Aris is rehoused in a sparsely furnished apartment and supplied with clothes, money, a cassette player and a polaroid camera.  He will be given a series of tasks by the Disturbed Memory doctors via cassette tapes, which will be left in the apartment block’s letter box.  He is to record these tasks on the polaroid camera and put the photos into a memory album.  They vary in complexity from riding a bicycle to high diving into a swimming pool and more exotically and sometimes comically attending a protest demo in fancy dress and hiring a lap dancer.

One day Aris meets another amnesiac patient, Anna (Sofia Georgovasili), who is one or two steps ahead of him in the scheme and who asks him to share some of her activities – activities which he will have to do himself in a few days.   Rather scarily one of them is to drive a car, when she can’t remember if she can drive or not.  Another is to go to a dance club, where Aris performs a rather creditable version of the twist – see note on music above.  

There is one memory though which Aris still seems to have and that is for his favourite fruit – apples.  He loves them.  But when someone tells him that they are supposed to be good for the memory, he goes off them.  He is also a very good cook, which he must have learned in his past.  And there are other odd things about Aris’s memory loss.  He can’t remember the word for mustard but seconds later he recognises his neighbour’s dog from the apartment block where we first met him.  So is his memory coming back or is something else going on?

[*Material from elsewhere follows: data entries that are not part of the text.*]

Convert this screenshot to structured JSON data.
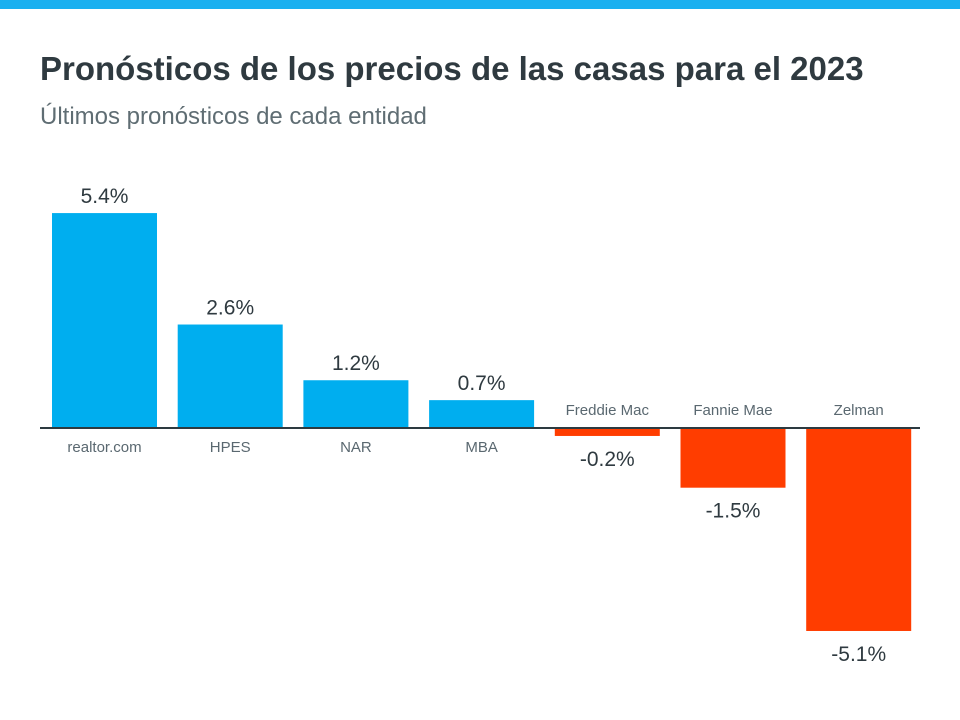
{
  "header": {
    "title": "Pronósticos de los precios de las casas para el 2023",
    "subtitle": "Últimos pronósticos de cada entidad"
  },
  "colors": {
    "accent": "#1ab0f0",
    "positive": "#00aeef",
    "negative": "#ff3d00",
    "axis": "#2d3a40"
  },
  "chart_data": {
    "type": "bar",
    "title": "Pronósticos de los precios de las casas para el 2023",
    "subtitle": "Últimos pronósticos de cada entidad",
    "categories": [
      "realtor.com",
      "HPES",
      "NAR",
      "MBA",
      "Freddie Mac",
      "Fannie Mae",
      "Zelman"
    ],
    "values": [
      5.4,
      2.6,
      1.2,
      0.7,
      -0.2,
      -1.5,
      -5.1
    ],
    "value_labels": [
      "5.4%",
      "2.6%",
      "1.2%",
      "0.7%",
      "-0.2%",
      "-1.5%",
      "-5.1%"
    ],
    "unit": "%",
    "ylim": [
      -5.5,
      5.8
    ],
    "grid": false,
    "legend": "none"
  }
}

This is an intriguing and unusual film, beautifully acted in particular by the stoic and mournful looking Servetalis.  So what is the reason for his amnesia?  Is there something he is trying to forget?  The answer, when it comes is sad but also optimistic, demonstrating how much we need the memories of our past to move into and create our future. 

Apples is available exclusively on Curzon Home Cinema from Friday 7th May.

It will also be available to cinemas nationwide as they reopen from lockdown closures.